Opt-In, Not Automatic
I chose to make PPP pricing opt-in, rather than applying it automatically for every user. This wasn’t just a technical decision, but a deliberate choice about how I want to interact with my customers and community.
Here’s why:
- Transparency and trust: I want users to know exactly what they’re paying and why. An opt-in makes the discount explicit, not hidden or mysterious. It feels like a fair offer, not a trick.
- Avoiding false positives: Automatic detection can be wrong. VPNs, travel, or edge cases can misclassify users. Opt-in lets people self-identify if they need the discount, reducing support headaches and awkward conversations.
- Respect for dignity: Some users may not want or need a discount, even if they’re eligible.
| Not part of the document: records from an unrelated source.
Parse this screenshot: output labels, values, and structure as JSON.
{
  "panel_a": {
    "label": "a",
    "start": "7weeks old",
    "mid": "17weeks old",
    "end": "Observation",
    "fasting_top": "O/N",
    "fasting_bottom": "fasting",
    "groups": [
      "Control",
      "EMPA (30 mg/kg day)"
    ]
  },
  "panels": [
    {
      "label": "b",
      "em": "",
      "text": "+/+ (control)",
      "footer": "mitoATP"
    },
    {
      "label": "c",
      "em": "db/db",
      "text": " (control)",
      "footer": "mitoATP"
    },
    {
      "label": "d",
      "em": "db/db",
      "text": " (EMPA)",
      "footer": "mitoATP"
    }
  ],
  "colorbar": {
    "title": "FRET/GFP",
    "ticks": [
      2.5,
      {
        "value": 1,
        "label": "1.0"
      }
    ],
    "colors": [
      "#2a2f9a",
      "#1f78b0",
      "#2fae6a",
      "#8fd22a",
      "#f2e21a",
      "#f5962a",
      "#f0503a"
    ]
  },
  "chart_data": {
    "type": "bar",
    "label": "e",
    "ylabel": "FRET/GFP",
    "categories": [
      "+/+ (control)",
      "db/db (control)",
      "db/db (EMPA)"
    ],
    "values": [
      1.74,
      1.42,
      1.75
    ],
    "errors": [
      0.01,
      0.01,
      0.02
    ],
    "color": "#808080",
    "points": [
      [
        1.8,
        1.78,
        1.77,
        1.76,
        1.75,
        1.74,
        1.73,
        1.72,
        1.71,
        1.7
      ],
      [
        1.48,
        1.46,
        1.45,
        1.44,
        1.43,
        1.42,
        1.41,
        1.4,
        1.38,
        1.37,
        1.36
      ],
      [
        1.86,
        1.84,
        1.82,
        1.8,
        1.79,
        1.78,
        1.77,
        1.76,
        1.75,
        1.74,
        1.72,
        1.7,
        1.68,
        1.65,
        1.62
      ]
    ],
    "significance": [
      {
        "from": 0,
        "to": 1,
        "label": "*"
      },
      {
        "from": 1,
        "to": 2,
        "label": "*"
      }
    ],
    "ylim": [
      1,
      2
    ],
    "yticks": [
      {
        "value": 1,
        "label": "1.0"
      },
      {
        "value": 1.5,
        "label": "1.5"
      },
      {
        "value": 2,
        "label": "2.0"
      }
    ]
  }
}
Opt-in gives them the choice, rather than assuming their financial situation.
- Business clarity: It helps me track how many people are using PPP, how it’s impacting revenue, and whether the program is working as intended.
Ultimately, I want PPP to be a tool for accessibility, not a source of confusion or resentment. Opt-in puts the power in the user’s hands, and that’s the kind of relationship I want with my customers.
”But People Will Cheat!”
This is the first objection everyone raises. Wes addresses this directly:
People do cheat it, but not enough that it’s a big problem. In general, I make more money from these discounts than I lose from people cheating it.
Most people aren’t willing to put their credit card into a sketchy VPN. Most people are good and want to support creators. You can check that the country on their credit card matches the discount country. And honestly? I’d rather not punish honest users because of a few bad actors.
Go Build It
Ready to implement PPP in your own product? I’ve got you covered.
I wrote a detailed technical guide on how I built PPP into The African Engineer using The Boring JavaScript Stack. It walks through the entire implementation, from detecting user location to calculating discounts to handling edge cases.
The blueprint is there. Shut up and act. Go make your product accessible.
Final Thought
Build globally. Your product should work for anyone, anywhere. But price locally. Understand that the person in Nairobi and the person in New York have different economic realities.
The earlier you accept this constraint and design around it, the faster you’ll grow.
Build with the constraint in mind, not against it.